I think it's great for illustrations, pretty good for music, great for code, not very good for writing, rubbish for video except perhaps subtle animation. Can probably be used in some creative fashion.
AI art is basically an extension of writing. The most appropriate art is that which reflects the vision of the author and not the artist, and AI is usually closer to it if the author bothers enough. It is of course important to control for the quality so that it doesn't look like ChatGPT art. But a lot of AI art looks just fine, certainly a lot better than the amateur art a la Spiderweb or the even more soulless art a la Warcraft. The unfinished-looking stylus art that began to proliferate in the mid-00s actually looks weirder. E.g., I think the stuff below looks just fine if that's what the author wants. Think of it as a quick sketch that enhances your comprehension of what is going on. It can also be used for other assets like buttons. Go slap some filters on it or whatever. Crop it if it looks odd like the knee of the skeleton and the curved thing next to it, and maybe regenerate his collar bones.
Even when you can tell it's AI generated, what's the big deal? It's AI generated but author-controlled, so this is what the author wanted to communicate but perhaps couldn't do super perfectly - but then graphics are rarely perfect, and you don't complain that a 3D head looks blocky and uncanny. "Oh my god did you know that eyes don't look like squares and people don't turn their heads like this?!"

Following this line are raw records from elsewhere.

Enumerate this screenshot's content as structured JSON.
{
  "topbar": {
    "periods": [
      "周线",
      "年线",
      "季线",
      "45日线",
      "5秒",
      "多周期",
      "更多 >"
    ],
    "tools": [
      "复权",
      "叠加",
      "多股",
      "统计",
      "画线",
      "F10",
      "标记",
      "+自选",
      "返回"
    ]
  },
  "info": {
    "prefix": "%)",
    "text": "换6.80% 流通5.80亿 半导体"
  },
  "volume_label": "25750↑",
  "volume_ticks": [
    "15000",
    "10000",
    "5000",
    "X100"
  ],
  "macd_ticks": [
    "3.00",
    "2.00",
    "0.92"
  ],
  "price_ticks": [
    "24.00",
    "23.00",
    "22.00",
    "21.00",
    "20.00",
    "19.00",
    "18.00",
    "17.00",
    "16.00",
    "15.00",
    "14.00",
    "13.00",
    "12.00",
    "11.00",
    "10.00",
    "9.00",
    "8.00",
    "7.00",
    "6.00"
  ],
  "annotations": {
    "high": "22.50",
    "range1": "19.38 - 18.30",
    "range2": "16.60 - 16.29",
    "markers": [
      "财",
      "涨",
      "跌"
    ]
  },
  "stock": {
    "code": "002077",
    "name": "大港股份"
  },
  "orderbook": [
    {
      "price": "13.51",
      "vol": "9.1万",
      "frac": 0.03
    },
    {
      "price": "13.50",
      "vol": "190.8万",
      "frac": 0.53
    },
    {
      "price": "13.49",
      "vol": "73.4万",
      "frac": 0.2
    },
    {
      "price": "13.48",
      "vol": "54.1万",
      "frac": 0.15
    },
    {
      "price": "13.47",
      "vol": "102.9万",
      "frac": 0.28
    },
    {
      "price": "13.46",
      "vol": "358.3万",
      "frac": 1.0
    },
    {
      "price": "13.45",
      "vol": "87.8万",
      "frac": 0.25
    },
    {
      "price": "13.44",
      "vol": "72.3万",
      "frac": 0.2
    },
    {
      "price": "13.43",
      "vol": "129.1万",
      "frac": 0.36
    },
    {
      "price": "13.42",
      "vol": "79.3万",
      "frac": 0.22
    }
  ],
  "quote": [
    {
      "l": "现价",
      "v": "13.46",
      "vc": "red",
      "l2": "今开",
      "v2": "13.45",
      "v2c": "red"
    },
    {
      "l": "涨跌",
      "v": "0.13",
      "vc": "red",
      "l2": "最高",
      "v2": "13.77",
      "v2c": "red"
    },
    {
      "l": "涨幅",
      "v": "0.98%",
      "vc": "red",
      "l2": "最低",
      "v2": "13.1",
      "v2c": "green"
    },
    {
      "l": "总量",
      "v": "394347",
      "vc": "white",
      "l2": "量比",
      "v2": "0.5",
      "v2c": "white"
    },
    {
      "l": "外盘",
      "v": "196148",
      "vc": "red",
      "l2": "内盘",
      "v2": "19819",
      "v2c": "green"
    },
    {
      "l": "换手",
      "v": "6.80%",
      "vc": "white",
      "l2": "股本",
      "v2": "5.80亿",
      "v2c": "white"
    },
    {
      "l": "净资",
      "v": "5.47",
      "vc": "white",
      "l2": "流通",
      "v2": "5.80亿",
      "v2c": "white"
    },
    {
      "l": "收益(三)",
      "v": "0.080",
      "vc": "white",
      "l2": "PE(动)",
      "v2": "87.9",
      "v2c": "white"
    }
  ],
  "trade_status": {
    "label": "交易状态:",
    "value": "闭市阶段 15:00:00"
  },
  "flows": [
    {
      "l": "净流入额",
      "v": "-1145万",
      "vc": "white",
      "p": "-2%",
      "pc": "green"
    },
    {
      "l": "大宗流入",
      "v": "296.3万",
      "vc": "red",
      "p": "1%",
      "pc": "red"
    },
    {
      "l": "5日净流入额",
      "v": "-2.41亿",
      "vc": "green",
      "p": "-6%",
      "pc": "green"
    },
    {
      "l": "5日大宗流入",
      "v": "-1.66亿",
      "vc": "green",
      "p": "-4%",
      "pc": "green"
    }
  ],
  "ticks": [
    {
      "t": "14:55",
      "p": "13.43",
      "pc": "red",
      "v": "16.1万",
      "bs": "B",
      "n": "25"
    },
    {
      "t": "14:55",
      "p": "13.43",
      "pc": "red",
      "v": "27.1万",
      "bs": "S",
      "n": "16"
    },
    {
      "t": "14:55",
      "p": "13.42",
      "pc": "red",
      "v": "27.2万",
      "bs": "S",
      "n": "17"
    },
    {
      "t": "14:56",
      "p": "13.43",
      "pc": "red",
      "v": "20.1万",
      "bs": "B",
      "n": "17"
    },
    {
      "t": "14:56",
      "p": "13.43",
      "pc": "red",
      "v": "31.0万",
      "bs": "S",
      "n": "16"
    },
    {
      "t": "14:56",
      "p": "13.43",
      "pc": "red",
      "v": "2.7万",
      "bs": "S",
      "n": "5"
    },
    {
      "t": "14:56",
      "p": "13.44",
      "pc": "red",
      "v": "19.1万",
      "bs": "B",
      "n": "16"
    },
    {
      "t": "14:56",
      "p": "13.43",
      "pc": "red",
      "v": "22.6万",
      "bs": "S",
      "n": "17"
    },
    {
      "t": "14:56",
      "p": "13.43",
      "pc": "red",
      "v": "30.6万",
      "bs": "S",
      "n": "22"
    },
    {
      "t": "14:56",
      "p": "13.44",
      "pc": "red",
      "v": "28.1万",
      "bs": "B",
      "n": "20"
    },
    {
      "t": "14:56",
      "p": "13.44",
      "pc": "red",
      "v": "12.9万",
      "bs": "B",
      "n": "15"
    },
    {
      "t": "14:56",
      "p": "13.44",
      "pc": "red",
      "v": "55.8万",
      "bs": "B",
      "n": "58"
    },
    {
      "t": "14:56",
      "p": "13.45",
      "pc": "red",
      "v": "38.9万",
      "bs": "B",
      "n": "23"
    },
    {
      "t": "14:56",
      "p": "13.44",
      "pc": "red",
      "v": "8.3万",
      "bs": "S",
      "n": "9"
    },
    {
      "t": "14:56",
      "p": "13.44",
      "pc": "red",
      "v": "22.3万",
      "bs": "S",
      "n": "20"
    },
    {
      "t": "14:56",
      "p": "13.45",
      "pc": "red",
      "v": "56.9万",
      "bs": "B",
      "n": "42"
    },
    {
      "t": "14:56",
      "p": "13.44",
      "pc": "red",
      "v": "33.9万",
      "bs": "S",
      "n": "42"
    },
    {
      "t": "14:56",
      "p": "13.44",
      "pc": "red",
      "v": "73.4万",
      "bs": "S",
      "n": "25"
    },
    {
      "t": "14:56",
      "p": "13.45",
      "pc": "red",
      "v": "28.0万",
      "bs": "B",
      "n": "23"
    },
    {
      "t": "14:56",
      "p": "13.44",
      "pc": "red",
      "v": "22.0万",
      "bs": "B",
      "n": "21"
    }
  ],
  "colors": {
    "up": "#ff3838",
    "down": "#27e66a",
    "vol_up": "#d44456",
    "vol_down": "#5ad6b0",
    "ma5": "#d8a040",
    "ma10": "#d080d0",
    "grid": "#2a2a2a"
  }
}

The situation with books is more or less ideal. A single person should be able to make a game and it should look passable. The fewer people are involved in any capacity, the better. Distribution is already enough of a bottleneck to stifle creativity.
Incidentally, artists associated with games are usually very woke and try to use their assets to promote their insidious agendas (e.g., deliberately adding racially ambiguous features, dreadlocks, mannish features to women, etc.) It's best if their influence as well as the influence of big companies responsible for fancy graphics is reduced to a minimum.